In a support proceeding pursuant to Family Court Act article 4, the mother ap*721peals, as limited by her brief, from so much of an order of the Family Court, Nassau County (Diamond, J.), dated July 15, 1996, as, upon reargument, adhered to a prior order of the same court, dated November 17, 1995, denying her objections to an order of the same court (Dwyer, H.E.), dated June 9, 1995, which, after a hearing, granted the father’s application for a downward modification of his child support obligation on the ground that the parties’ son was emancipated, and granted her application for an upward modification only to the extent of directing the father to pay support in the sum of $150 per week for the parties’ daughter.
Ordered that the order is affirmed insofar as appealed from, without costs or disbursements.
Contrary to the mother’s contention, the Family Court did not err in finding that the parties’ 20-year-old son was emancipated as of September 1994. Although a parent of a minor child has a continuing obligation to support the child until the age of 21 (see, Family Ct Act § 413), emancipation of the child suspends the parent’s support obligation (see, Matter of Commissioner of Social Servs. [Jones] v Jones-Gamble, 227 AD2d 618; Matter of Alice C. v Bernard G. C., 193 AD2d 97, 105).

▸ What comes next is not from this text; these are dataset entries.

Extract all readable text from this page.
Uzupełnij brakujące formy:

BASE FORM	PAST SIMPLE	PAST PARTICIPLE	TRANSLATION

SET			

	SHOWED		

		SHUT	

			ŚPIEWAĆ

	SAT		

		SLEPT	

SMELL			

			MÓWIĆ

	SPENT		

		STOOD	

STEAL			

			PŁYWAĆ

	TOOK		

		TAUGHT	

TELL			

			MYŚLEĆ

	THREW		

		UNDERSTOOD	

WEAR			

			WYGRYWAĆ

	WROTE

Children of employable age are emancipated if they become economically independent of their parents through employment, and are self-supporting (see, Matter of Alice C. v Bernard G. C., supra; see also, Matter of Roe v Doe, 29 NY2d 188). Here, the record reveals that the parties’ son began working an average of 30 to 35 hours per week in August 1994, that he used his earnings to meet all of his personal expenses, including car insurance payments and telephone charges, and that he voluntarily contributed modest sums to his mother for room and board. Moreover, the son was not attending school, and had no plans to save money for tuition or return to college in the immediate future. Under these circumstances, we decline to disturb the court’s finding that the son was emancipated.
Furthermore, there is no merit to the mother’s claim that newly-discovered evidence of the father’s 1995 income warranted a new calculation of the father’s support obligation for the parties’ daughter upon a theory of either reargument or renewal. In this regard, we note that the father’s 1995 W-2 statement, which did not exist at the time of the April 1995 hearing, was not newly-discovered evidence (see, Matter of Brooklyn Welding Corp. v Chin, 236 AD2d 392; Chiarella v Quitoni, 178 AD2d 502), and that the Family Court’s June 1995 support award was properly based upon the father’s 1994 income (see, Family Ct Act § 413 [1] [b] [5] [i]). Thompson, J. P., Joy, Friedmann and Krausman, JJ., concur.